Cumplidos más de 40 años del Concilio Vaticano II, su esquema y simplemente su esquema de partida sigue siendo luminoso. La Iglesia, los creyentes reunidos se plantean buscando la voluntad de Dios cuál es su lugar en el mundo. No hay acontecimiento de mayor relevancia cristiana desde el Concilio de Trento, movidos por la disrupción de Lutero.
El esquema nuclear del Concilio Vaticano II se resumen en: Iglesia ad intra, Iglesia ad extra. Hacia dentro y hacia fuera. O, lo que es lo mismo, Dios no está presente totalmente en la Iglesia, ni tampoco en el mundo. Algo así como “intermedio”, “más allá de cada cual”, tensionando a la Iglesia e interpelando al mundo en su búsqueda. De aquí nacerán las grandes encíclicas de fundación, que darán pie a numerosos posicionamientos.

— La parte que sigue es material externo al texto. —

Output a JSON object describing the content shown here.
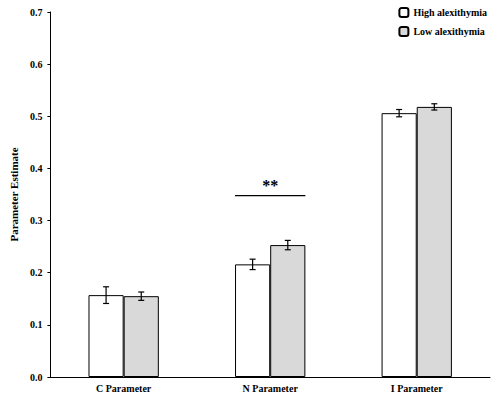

Dicho lo cual, pensemos la realidad. Los cristianos hoy están llamados a formar comunidades sólidas, de vida fraterna, y también a evangelizar, es decir a servir de anuncio para otros de su propia plenitud. Ambas realidades, necesitan evidentemente discursos diferentes, imágenes diversas. Lo que corresponde a una quizá no venga bien a la otra.

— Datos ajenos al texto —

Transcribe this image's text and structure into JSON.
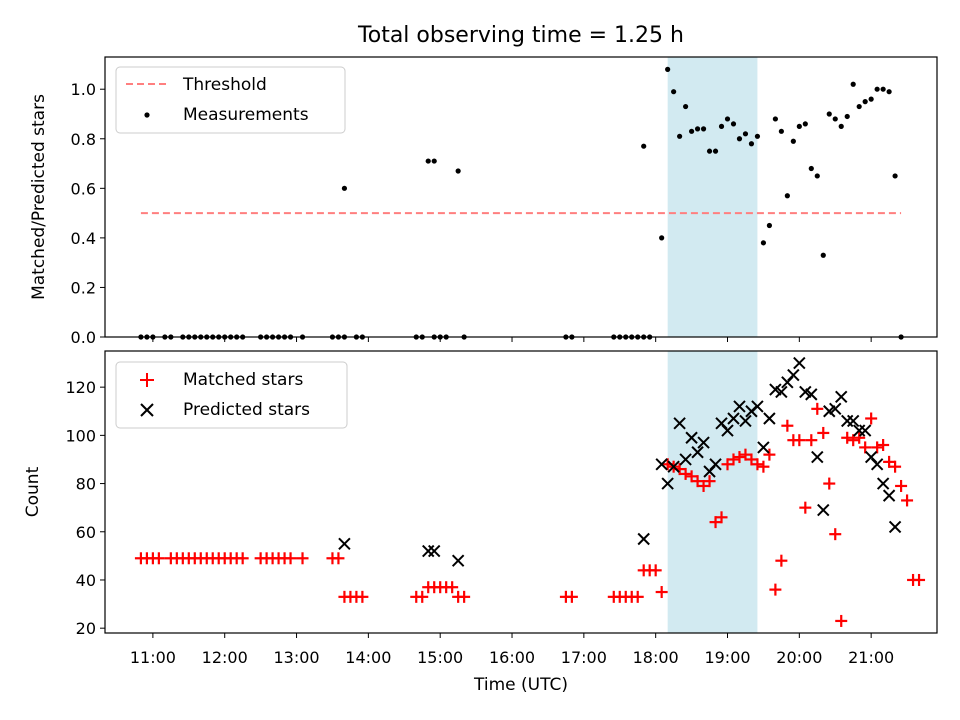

Hablemos claro. Desde el Concilio, se pide a cada cristiano que viva muy intensamente su fe entre hermanos (comunidad, creando Iglesia) y en el mundo comparta los frutos más edificantes de su fe. O dicho de otro modo, que viva la presencia de Dios entre dos lenguajes e imágenes, los que fundamentan su amor y esperanza absolutas al modo como decimos de Jesús que es el Cristo, y los que hacen provocador y atractivo, encarnado y vivido en debilidad tan buena noticia. Entre dos lenguajes, entre dos mundos. Perteneciendo a ambos, radicando en uno y sabiéndose parte del otro. Si lo propio del “ad intra” es la vida más intensa, lo propio del “ad extra” es la máxima responsabilidad con quien sabemos que busca sin haber encontrado.